- Country: South Africa
- Location: Witzenberg Municipality (Cape Winelands District Municipality)
- Coordinates: 33°03′22″S 20°06′32″E﻿ / ﻿33.056°S 20.109°E
- Status: Commissioned
- Construction began: November 2018
- Commission date: 2021
- Owner: Infinity Power
- Operator: Mainstream

Wind farm
- Type: Onshore

Power generation
- Nameplate capacity: 107.76 MW;

= Perdekraal Wind Farm =

Wind farm in South Africa

The Perdekraal Wind Farm is a wind farm in the Witzenberg Municipality, built in the Western Cape province of South Africa.

==Planning and approval==
The wind farm covers an area of 3055 hectares and was chosen because of its good wind conditions and proximity to national roads for wind turbine transportation. The wind farm formed part of the South Africa Renewable Energy Independent Power Producer Programme (REIPPP), and was awarded within the REIPPP bid window round 4.

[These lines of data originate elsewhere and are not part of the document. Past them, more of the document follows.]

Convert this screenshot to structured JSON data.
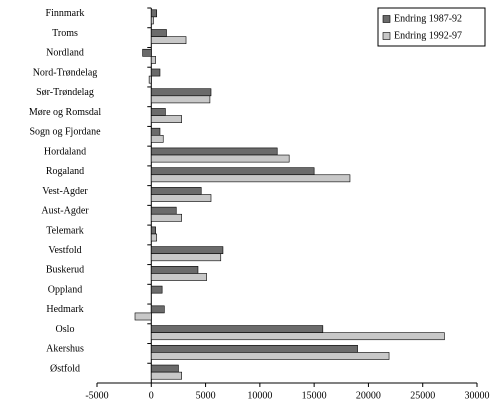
{
  "chart_data": {
    "type": "hbar",
    "categories": [
      "Finnmark",
      "Troms",
      "Nordland",
      "Nord-Trøndelag",
      "Sør-Trøndelag",
      "Møre og Romsdal",
      "Sogn og Fjordane",
      "Hordaland",
      "Rogaland",
      "Vest-Agder",
      "Aust-Agder",
      "Telemark",
      "Vestfold",
      "Buskerud",
      "Oppland",
      "Hedmark",
      "Oslo",
      "Akershus",
      "Østfold"
    ],
    "series": [
      {
        "name": "Endring 1987-92",
        "color": "#6b6b6b",
        "values": [
          500,
          1400,
          -800,
          800,
          5500,
          1300,
          800,
          11600,
          15000,
          4600,
          2300,
          400,
          6600,
          4300,
          1000,
          1200,
          15800,
          19000,
          2500
        ]
      },
      {
        "name": "Endring 1992-97",
        "color": "#c8c8c8",
        "values": [
          200,
          3200,
          400,
          -200,
          5400,
          2800,
          1100,
          12700,
          18300,
          5500,
          2800,
          500,
          6400,
          5100,
          0,
          -1500,
          27000,
          21900,
          2800
        ]
      }
    ],
    "xlim": [
      -5000,
      30000
    ],
    "xticks": [
      -5000,
      0,
      5000,
      10000,
      15000,
      20000,
      25000,
      30000
    ],
    "legend": "top-right"
  }
}
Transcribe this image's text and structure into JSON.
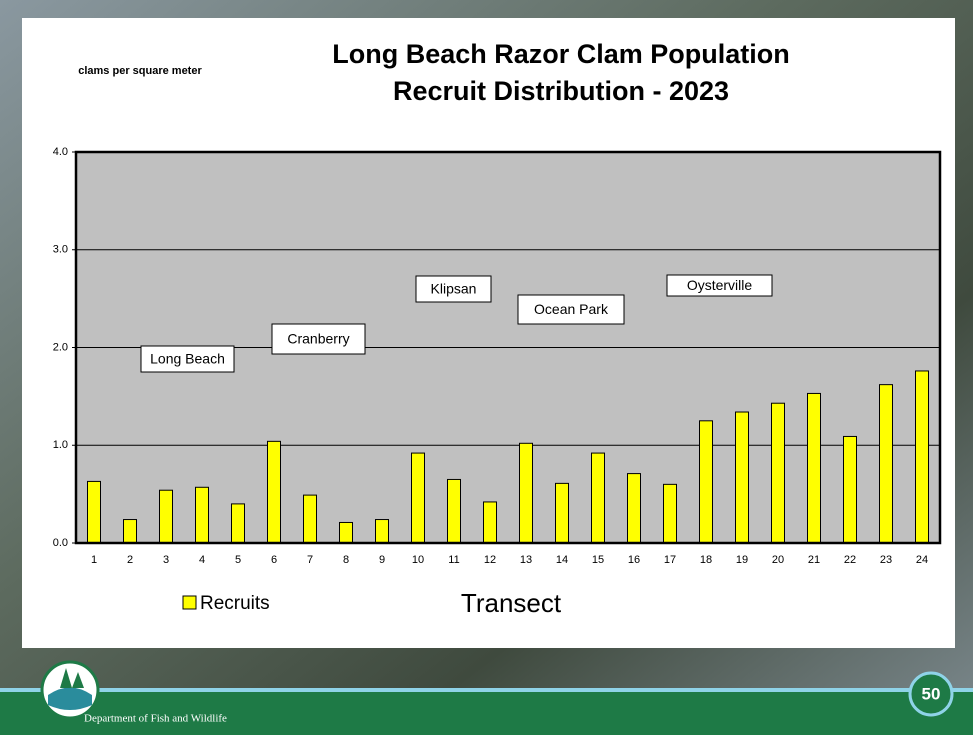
{
  "chart_data": {
    "type": "bar",
    "title": "Long Beach Razor Clam Population",
    "subtitle": "Recruit Distribution - 2023",
    "y_label": "clams per square meter",
    "x_label": "Transect",
    "categories": [
      "1",
      "2",
      "3",
      "4",
      "5",
      "6",
      "7",
      "8",
      "9",
      "10",
      "11",
      "12",
      "13",
      "14",
      "15",
      "16",
      "17",
      "18",
      "19",
      "20",
      "21",
      "22",
      "23",
      "24"
    ],
    "series": [
      {
        "name": "Recruits",
        "color": "#ffff00",
        "values": [
          0.63,
          0.24,
          0.54,
          0.57,
          0.4,
          1.04,
          0.49,
          0.21,
          0.24,
          0.92,
          0.65,
          0.42,
          1.02,
          0.61,
          0.92,
          0.71,
          0.6,
          1.25,
          1.34,
          1.43,
          1.53,
          1.09,
          1.62,
          1.76
        ]
      }
    ],
    "ylim": [
      0,
      4
    ],
    "yticks": [
      {
        "value": 0,
        "label": "0.0"
      },
      {
        "value": 1,
        "label": "1.0"
      },
      {
        "value": 2,
        "label": "2.0"
      },
      {
        "value": 3,
        "label": "3.0"
      },
      {
        "value": 4,
        "label": "4.0"
      }
    ],
    "grid": true,
    "legend": "bottom-left",
    "annotations": [
      {
        "text": "Long Beach"
      },
      {
        "text": "Cranberry"
      },
      {
        "text": "Klipsan"
      },
      {
        "text": "Ocean Park"
      },
      {
        "text": "Oysterville"
      }
    ]
  },
  "footer": {
    "department": "Department of Fish and Wildlife",
    "page_number": "50"
  }
}
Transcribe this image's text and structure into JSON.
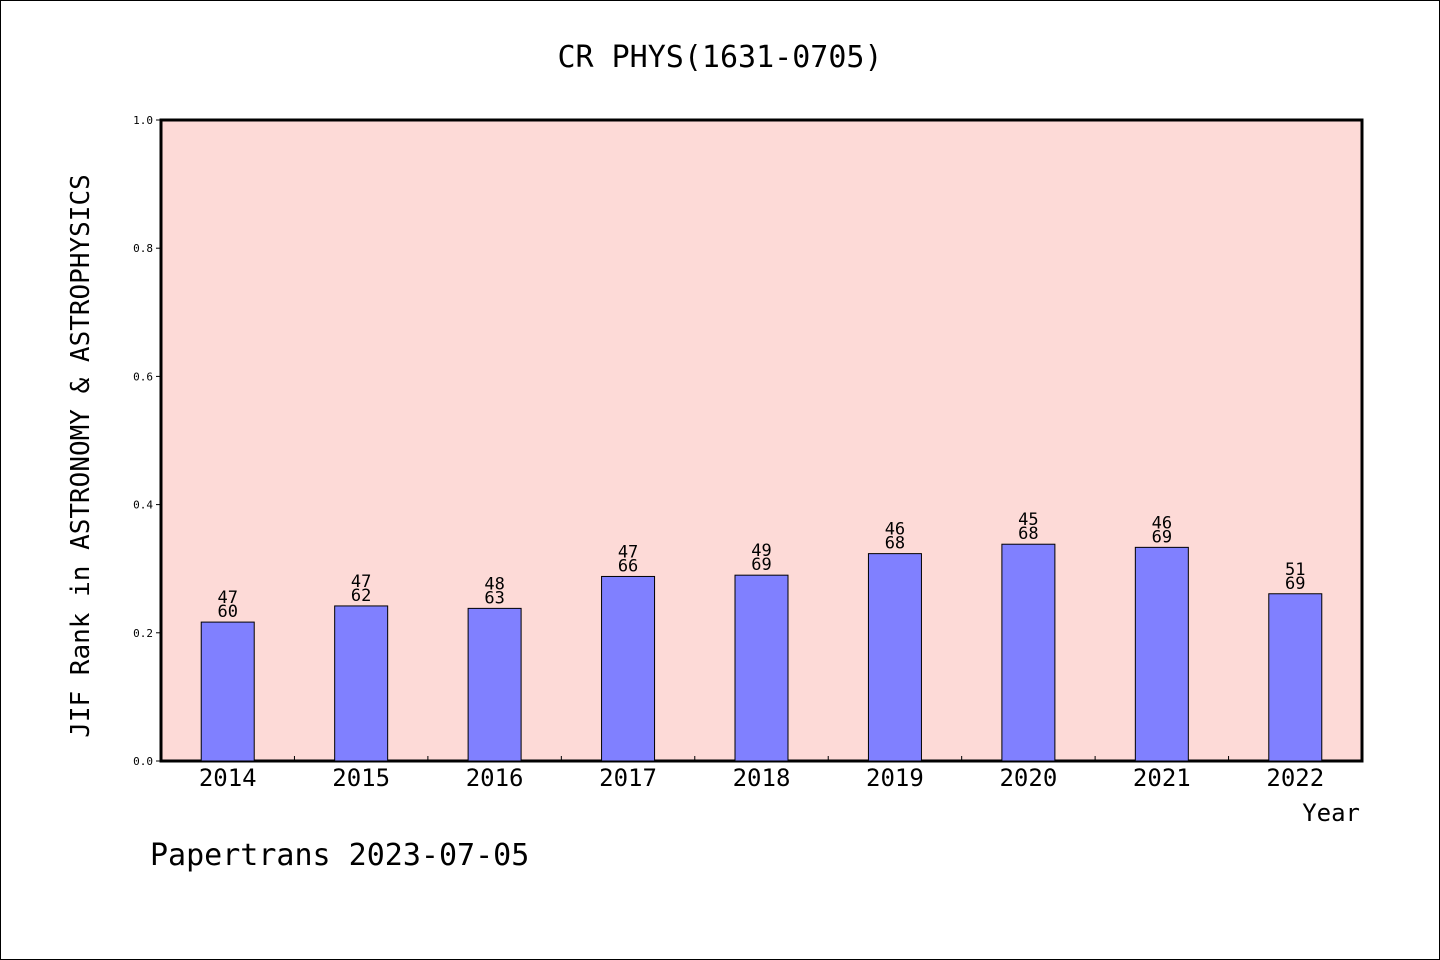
{
  "chart_data": {
    "type": "bar",
    "title": "CR PHYS(1631-0705)",
    "xlabel": "Year",
    "ylabel": "JIF Rank in ASTRONOMY & ASTROPHYSICS",
    "categories": [
      "2014",
      "2015",
      "2016",
      "2017",
      "2018",
      "2019",
      "2020",
      "2021",
      "2022"
    ],
    "values": [
      0.2167,
      0.2419,
      0.2381,
      0.2879,
      0.2899,
      0.3235,
      0.3382,
      0.3333,
      0.2609
    ],
    "labels_top": [
      "47",
      "47",
      "48",
      "47",
      "49",
      "46",
      "45",
      "46",
      "51"
    ],
    "labels_bottom": [
      "60",
      "62",
      "63",
      "66",
      "69",
      "68",
      "68",
      "69",
      "69"
    ],
    "yticks": [
      "0.0",
      "0.2",
      "0.4",
      "0.6",
      "0.8",
      "1.0"
    ],
    "ylim": [
      0,
      1
    ],
    "grid": false,
    "colors": {
      "plot_bg": "#fddad7",
      "bar": "#8080ff",
      "bar_edge": "#000000"
    }
  },
  "footer": {
    "text": "Papertrans 2023-07-05"
  }
}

== Funding and construction ==
The construction of the plant began in November 2018, and the wind farm achieved its first connection to the South African electrical grid in January 2021.

==Activation==
When operating at full capacity, Perdekraal Wind Farm will generate around 368.8 GWh/year of clean renewable energy per year and is expected to supply electricity to power up to 111 118 South African homes.